JLI doesn’t disrupt classrooms. It empowers them.

We believe education should be engaging, relevant, and meaningful to students and their teachers.

JLI transcends the traditional boundaries of education to create empowered classrooms.


Learning is no longer restricted to the school day or school year. The Internet and proliferation of mobile devices give students the ability to learn any time.


Learning is no longer restricted to within the walls of a classroom. Mobile access to the Internet allows students to learn anywhere and everywhere.


The “sage on the stage” approach to teaching is obsolete. JLI methods cultivate authentic student ownership of learning, engaging students at deeper levels.


Learning is no longer restricted to the pace of an entire classroom of students. Digital, interactive, and adaptive software allow students to learn at their own pace by spending more or less time on a given lesson to achieve optimal learning.


Technology is the tool, not the instruction. Conscious use of technology can enhance student learning. It includes Internet access and hardware, which encompasses a multitude of desktop and mobile devices.
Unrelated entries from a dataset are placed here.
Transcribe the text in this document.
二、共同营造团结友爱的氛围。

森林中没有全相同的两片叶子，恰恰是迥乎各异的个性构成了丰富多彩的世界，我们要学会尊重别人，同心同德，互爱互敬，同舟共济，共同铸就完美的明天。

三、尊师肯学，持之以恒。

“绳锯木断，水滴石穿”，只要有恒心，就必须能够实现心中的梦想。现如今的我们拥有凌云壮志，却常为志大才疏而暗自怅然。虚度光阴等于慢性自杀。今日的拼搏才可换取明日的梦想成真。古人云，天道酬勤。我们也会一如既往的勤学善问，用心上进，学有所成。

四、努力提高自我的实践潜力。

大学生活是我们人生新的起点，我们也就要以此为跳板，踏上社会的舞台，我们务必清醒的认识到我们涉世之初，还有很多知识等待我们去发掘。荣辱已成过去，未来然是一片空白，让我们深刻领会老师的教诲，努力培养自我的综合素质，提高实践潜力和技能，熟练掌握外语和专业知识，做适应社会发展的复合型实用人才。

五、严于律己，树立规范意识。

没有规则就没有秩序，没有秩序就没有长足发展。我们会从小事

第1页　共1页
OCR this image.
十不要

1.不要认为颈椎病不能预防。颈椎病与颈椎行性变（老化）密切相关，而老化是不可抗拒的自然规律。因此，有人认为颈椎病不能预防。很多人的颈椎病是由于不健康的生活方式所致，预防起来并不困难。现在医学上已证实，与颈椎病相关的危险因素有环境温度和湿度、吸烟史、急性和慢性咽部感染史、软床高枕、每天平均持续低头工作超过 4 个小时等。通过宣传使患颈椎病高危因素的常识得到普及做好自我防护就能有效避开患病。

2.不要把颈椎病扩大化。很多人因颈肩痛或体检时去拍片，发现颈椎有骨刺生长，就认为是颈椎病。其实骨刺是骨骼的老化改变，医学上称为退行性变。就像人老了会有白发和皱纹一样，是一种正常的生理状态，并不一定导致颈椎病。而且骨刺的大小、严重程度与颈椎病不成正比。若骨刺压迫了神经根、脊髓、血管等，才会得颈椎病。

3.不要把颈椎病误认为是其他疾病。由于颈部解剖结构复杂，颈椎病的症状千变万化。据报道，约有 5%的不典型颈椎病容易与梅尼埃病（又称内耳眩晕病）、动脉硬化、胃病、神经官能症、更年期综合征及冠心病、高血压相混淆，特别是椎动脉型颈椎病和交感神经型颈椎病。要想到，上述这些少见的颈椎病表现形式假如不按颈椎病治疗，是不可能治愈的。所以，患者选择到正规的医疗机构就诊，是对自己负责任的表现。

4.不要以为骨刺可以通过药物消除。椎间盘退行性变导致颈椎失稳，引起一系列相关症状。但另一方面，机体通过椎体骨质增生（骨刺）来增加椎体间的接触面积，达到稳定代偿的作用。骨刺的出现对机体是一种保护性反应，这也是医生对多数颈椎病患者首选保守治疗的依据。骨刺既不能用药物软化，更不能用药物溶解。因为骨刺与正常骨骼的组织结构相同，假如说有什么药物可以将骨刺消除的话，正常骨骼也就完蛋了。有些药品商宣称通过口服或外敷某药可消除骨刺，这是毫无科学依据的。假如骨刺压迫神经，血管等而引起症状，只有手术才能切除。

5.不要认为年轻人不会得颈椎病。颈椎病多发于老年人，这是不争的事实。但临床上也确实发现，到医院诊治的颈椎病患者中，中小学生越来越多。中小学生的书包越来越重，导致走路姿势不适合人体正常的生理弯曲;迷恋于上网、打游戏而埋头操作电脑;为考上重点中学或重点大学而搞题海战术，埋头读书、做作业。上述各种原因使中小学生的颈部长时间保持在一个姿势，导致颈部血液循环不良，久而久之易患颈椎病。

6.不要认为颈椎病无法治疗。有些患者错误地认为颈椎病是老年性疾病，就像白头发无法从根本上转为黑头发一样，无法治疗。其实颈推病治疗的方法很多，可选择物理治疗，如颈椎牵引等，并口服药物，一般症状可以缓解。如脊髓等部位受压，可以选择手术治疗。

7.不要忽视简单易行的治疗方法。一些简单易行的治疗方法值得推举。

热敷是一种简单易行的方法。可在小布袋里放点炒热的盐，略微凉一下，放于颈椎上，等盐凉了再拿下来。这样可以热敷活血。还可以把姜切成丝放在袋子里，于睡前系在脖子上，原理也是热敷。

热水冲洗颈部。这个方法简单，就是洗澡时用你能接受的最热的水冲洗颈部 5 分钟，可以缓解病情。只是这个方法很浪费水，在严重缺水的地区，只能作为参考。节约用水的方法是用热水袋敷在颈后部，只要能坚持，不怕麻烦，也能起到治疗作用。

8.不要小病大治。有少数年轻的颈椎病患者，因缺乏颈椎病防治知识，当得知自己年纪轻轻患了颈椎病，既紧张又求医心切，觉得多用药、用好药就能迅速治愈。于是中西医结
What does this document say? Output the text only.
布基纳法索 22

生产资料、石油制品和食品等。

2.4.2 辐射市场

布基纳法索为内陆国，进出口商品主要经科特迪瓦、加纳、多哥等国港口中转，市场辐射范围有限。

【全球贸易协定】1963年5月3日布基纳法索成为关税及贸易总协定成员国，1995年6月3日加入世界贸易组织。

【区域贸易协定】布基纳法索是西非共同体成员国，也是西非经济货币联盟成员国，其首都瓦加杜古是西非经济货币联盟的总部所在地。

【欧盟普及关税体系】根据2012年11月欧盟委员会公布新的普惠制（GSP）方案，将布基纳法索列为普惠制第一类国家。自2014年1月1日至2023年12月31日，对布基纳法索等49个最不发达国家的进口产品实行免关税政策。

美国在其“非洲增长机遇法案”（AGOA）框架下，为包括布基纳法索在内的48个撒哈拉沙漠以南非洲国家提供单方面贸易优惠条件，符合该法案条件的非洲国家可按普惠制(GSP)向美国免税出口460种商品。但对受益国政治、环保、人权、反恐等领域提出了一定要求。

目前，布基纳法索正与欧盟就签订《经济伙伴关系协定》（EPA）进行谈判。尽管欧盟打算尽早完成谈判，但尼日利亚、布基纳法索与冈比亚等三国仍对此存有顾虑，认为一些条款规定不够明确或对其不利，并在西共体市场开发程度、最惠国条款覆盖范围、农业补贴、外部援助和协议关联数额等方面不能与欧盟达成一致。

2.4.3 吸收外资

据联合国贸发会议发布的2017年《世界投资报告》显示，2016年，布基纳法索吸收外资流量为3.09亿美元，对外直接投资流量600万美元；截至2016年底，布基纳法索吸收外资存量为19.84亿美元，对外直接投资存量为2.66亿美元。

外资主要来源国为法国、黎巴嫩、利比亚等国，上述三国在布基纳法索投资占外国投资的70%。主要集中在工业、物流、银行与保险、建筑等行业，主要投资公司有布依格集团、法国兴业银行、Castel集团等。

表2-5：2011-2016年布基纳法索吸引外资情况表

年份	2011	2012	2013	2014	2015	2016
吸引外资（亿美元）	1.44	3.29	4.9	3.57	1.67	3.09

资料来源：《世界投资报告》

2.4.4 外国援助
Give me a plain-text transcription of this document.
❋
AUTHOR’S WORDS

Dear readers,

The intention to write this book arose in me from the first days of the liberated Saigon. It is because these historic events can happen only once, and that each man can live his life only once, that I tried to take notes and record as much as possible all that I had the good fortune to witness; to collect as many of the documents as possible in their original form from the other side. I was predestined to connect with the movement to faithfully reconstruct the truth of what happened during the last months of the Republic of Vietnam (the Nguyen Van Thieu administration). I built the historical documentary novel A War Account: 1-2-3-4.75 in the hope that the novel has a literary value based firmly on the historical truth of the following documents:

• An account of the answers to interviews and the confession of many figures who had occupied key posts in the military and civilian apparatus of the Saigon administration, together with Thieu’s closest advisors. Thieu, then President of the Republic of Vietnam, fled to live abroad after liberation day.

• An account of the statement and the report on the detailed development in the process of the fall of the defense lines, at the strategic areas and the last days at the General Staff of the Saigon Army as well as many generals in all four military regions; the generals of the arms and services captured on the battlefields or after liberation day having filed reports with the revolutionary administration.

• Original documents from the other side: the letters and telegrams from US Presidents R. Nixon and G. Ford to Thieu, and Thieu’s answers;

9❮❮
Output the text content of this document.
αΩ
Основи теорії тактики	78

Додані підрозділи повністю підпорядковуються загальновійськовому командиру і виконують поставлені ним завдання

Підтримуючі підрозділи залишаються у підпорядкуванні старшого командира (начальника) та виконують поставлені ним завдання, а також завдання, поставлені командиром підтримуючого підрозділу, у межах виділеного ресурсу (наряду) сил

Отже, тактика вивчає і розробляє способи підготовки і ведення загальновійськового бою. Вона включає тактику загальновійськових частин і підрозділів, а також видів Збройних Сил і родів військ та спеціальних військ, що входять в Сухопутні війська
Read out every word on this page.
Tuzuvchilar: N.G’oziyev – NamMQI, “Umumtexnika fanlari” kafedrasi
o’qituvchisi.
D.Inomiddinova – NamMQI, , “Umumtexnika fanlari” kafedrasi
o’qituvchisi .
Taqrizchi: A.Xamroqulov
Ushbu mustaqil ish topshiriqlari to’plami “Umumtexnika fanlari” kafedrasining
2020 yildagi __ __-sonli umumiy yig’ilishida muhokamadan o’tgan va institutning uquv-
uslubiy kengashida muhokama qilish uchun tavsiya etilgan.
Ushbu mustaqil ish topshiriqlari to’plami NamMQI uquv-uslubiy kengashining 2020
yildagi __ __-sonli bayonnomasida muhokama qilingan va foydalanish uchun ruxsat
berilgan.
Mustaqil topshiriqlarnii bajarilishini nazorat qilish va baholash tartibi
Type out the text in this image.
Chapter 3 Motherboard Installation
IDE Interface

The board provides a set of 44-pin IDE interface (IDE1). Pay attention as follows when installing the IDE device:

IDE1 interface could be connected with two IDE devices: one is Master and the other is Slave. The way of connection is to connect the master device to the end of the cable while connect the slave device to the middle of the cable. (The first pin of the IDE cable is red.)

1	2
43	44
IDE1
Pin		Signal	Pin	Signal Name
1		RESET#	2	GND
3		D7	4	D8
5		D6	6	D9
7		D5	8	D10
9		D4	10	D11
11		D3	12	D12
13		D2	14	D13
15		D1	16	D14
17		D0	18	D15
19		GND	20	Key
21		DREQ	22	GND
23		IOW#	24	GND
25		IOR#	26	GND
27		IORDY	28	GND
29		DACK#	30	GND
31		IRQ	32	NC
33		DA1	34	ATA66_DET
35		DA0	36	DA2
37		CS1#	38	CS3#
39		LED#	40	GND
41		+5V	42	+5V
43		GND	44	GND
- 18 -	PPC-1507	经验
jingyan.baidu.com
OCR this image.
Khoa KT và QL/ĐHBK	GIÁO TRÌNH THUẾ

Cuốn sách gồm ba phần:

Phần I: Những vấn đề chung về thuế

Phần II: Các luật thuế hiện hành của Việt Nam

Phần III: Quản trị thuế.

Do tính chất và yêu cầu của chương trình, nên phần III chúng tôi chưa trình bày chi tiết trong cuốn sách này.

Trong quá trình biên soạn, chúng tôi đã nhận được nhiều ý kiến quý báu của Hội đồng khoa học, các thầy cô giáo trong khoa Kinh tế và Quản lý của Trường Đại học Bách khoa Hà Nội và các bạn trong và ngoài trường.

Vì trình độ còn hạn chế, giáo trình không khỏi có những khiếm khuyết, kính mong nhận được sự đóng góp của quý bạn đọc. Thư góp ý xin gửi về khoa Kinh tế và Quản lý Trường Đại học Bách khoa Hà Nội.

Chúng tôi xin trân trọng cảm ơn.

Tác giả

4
Technology may change the role of the teacher, but it will never eliminate the need for a teacher. With digital learning, teachers are able to provide students with personalized guidance, mentorship, coaching, and assistance that can be a catalyst for lifelong learning.


JLI’s content management software systems provide teachers with a dashboard of real-time indicators that track students’ progress and learning outcomes. These tools give educators the means to make modifications that meet the unique needs of each student.
The Journalistic Learning Initiative was formed by a team of distinguished educators with vast experience in curriculum development.
The JLI Difference

JLI classrooms support student-driven, inquiry-based learning to create informed thinkers and competent communicators.

Traditional Learning

  • “Sage on the Stage”
  • Teacher has total authority
  • Micromanaged students “stay in line” and don’t speak out of turn
  • Students feel distanced from assignments
  • Learning takes place in the classroom
  • Technology as threat
  • Grade-dependent
  • Students feel pride in learning and achieving good grades
  • Students are excited about the assignment at hand
  • “You don’t have the answers, I do”

Journalistic Learning

  • “Guide on the Side”
  • Students question everything, including you
  • Students speak up
  • Students can explore their intrinsic interests
  • Learning takes place anytime, anywhere
  • Technology as tool
  • Engagement-dependent
  • Students feel pride in their community and themselves
  • Students develop the tools and voice to communicate their excitement
  • “Neither of us have the answers, so let’s discover them together”


Tying curricular content to contemporary themes engages students in authentic learning. Schoolwork becomes meaningful and less conceptual. Students connect class assignments to everyday life. Those who may appear “checked out” are actually asking themselves: ‘Why should I care?” When coursework is relevant, students thrive.


Encouraging exploration frees students to experiment, chart new paths, and grapple with complexity. Curricular emphasis shifts from memorizing facts to cultivating what JLI refers to as informed thinking – a deeper level of critical thinking.


Publishing is critical to journalistic learning. Students share the gift of their perspective with an authentic audience. It can be a transformative experience when young people discover that their informed opinions matter. While students are actively sharing online through various social media platforms, it often occurs without guidance from trained educators.


Journalistic Learning occurs when curricular power is shared between teachers and students; when students are no longer thought of as “empty vessels” to be filled. It occurs when they are genuinely acknowledged, not as content consumers, but as self-determined content creators with innate abilities. Meeting students where they are academically creates engaging learning environments where peers support one another through team-oriented projects.